J'ai bien aimé le film mais pas autant que la presse et j'y suis surtout allé car il à remporté la Palme d'or. Le sujet est assez sensible et il règne durant le film une atmosphère assez pesante. Les acteurs sont bons et l'histoire intéressante. Le film est à voir au moins une fois. J'ai bien aimé, c'était très dramatique et on sent bien que c'était très difficile en ce temps-là en Roumanie. C'était très intéressant.

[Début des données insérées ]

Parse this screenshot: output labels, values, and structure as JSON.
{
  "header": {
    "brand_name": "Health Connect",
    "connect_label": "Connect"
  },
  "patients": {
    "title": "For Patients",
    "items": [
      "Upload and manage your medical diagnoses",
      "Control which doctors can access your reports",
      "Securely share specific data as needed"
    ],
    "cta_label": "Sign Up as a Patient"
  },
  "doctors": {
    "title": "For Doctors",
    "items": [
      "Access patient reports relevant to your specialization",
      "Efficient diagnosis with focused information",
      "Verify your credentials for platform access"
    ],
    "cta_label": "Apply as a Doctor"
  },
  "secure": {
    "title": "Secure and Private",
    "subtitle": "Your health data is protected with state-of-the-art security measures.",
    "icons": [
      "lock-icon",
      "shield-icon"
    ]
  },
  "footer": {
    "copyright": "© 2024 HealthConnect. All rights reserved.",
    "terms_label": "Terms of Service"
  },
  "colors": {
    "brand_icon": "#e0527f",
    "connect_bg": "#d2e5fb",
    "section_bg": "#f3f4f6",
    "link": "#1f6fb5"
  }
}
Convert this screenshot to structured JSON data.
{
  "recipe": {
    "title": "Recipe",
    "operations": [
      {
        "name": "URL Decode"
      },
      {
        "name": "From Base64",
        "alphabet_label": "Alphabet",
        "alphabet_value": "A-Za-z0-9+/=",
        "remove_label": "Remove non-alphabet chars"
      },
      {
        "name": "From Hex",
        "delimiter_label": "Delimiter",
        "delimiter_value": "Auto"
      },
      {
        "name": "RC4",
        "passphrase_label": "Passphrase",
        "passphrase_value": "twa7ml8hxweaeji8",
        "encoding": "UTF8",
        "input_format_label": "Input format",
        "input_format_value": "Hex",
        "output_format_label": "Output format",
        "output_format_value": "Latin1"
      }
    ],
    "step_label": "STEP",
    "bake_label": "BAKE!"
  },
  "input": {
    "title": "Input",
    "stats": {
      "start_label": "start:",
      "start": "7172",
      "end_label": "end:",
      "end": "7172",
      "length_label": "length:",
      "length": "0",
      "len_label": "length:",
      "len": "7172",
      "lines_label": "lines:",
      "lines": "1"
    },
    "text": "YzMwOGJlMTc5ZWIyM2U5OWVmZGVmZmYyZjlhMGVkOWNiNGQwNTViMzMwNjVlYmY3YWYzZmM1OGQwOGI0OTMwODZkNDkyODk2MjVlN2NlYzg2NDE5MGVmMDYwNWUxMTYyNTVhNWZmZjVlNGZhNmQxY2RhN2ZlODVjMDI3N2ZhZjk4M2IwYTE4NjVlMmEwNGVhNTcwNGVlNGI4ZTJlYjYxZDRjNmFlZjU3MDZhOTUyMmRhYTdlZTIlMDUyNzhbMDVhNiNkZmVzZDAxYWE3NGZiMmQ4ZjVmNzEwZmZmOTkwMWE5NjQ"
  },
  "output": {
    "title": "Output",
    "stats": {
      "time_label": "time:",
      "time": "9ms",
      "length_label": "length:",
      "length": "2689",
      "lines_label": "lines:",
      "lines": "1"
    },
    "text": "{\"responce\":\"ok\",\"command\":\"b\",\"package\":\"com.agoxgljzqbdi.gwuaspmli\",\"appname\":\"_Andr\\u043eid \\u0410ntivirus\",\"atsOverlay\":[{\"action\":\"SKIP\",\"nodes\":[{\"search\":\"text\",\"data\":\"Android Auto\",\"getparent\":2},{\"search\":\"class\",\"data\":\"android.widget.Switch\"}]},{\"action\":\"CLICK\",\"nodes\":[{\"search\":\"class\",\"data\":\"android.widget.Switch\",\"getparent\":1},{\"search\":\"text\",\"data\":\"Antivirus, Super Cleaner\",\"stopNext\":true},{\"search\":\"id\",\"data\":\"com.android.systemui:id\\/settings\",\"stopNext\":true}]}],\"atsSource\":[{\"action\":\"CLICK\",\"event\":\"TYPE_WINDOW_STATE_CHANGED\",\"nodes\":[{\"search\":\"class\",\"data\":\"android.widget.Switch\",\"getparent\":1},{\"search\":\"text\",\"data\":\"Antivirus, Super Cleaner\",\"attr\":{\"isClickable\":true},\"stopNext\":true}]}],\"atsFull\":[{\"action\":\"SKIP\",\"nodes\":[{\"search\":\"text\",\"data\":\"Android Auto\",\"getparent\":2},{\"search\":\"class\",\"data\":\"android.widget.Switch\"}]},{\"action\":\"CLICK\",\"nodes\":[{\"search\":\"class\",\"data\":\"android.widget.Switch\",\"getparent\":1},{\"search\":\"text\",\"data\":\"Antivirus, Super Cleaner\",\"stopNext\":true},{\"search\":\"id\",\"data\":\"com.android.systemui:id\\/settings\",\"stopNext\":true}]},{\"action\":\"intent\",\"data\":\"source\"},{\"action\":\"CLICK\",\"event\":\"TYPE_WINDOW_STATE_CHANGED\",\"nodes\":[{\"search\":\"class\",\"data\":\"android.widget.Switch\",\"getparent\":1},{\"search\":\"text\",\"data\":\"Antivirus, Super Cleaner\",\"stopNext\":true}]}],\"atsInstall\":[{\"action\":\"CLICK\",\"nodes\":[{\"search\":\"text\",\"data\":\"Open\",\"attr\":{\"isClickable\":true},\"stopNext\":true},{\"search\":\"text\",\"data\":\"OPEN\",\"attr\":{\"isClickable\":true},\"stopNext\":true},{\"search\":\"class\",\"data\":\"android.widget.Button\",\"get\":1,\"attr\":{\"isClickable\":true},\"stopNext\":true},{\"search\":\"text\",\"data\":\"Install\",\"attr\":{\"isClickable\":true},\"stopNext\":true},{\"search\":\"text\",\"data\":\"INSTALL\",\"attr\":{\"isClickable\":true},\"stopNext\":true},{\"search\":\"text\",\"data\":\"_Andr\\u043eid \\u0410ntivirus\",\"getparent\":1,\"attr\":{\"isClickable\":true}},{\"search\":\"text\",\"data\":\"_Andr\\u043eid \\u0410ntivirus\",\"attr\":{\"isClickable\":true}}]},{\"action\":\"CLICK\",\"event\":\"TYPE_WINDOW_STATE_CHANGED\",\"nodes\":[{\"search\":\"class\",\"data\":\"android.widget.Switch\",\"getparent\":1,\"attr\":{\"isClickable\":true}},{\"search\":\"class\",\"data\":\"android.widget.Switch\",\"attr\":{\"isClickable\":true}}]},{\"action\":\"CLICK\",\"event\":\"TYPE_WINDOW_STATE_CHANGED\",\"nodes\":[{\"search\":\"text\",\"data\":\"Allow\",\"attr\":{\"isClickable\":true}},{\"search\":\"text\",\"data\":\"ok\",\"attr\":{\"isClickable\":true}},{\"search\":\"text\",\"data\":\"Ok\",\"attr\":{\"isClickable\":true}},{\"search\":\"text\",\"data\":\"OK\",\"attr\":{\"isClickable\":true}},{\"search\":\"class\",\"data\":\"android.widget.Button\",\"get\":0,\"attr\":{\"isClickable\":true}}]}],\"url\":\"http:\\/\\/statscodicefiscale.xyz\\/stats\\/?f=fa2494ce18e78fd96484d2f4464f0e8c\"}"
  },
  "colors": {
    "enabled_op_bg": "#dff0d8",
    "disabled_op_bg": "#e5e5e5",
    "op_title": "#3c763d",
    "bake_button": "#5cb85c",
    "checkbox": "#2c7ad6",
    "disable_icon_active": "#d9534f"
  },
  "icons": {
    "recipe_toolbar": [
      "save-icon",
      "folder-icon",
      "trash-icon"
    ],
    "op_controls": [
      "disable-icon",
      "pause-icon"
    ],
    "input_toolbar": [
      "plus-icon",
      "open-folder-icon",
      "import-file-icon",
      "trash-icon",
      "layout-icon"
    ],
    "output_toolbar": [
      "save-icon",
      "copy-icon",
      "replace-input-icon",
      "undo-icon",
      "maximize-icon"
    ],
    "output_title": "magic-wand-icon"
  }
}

"Faire des films est un besoin, comme celui de boire, de manger, ou d'aimer". Ingmar Bergman avait raison, et à la vision de 4 mois, 3 semaines et 2 jours, l'adage devient aussi vrai pour le spectateur, tant il aura été nourri de cette pure potion cinématographique, véritable leçon de cinéma et film-étendard de toute une génération pour qui le cinéma ne vit que par le souffle qu'on lui insuffle. Retour sur ce qui constitue sûrement l'une des plus grands palmes d'or cannoise de ces dix dernières années.
Beaucoup s'étaient enorgueillis de la victoire de Ken Loach l'an dernier, palme plus politique que cinématographique, mais surtout palme de l'inconsistance et du politiquement correct, d'un classicisme scolaire. Aujourd'hui, avec le choix judicieux et partagé du jury éclairé de Stephen Frears, une page semble s'être tournée tant le chef-d'oeuvre de Cristian Mungiu fait table rase avec le passé, tout en se plaçant dans le sillon d'une certaine école, celle des frères Dardenne. La force du réalisateur roumain, surpassant par la même ses petits frères (mais déjà talentueux à l'extrême) Puiu (la fable tragi-comique La Mort de Dante Lazarescu) et Porumboiu (la comédie grinçante 12h08 à l'Est de Bucarest), tient en la grandeur de sa mise en scène. La place du réalisateur en tant que créateur revient donc en force, et c'est caméra à l'épaule, tout en nervosité, où plane l'ombre de Rosetta ou encore du Keane de Lodge Kerrigan, que le metteur en scène choisit de filmer ses protagonistes se débattant face à leurs actes. Sa mise en scène est brute, nette et surtout d'une précision tranchante. Débarassé de tous les oripeaux qu'une telle histoire implique, Mungiu filme, avec une succession hallucinante, de longs plans-séquence hypnotiques et de magnifiques plans aux contrastes lumineux saisissants. Ne jugeant en rien les actes de ses protagonistes, le cinéastes préfère se concentrer sur des jeux d'ombre et de lumière, amenant à l'ultime réflexion, celle de nos choix,assumés
La Palme d'Or la plus glaciale depuis Rosetta. Ne vous attendez pas à passer un bon moment en allant voir ce film, il n'y a aucune émotion et je met juste une étoite pour la mise en scène (plans séquences et plans fixes).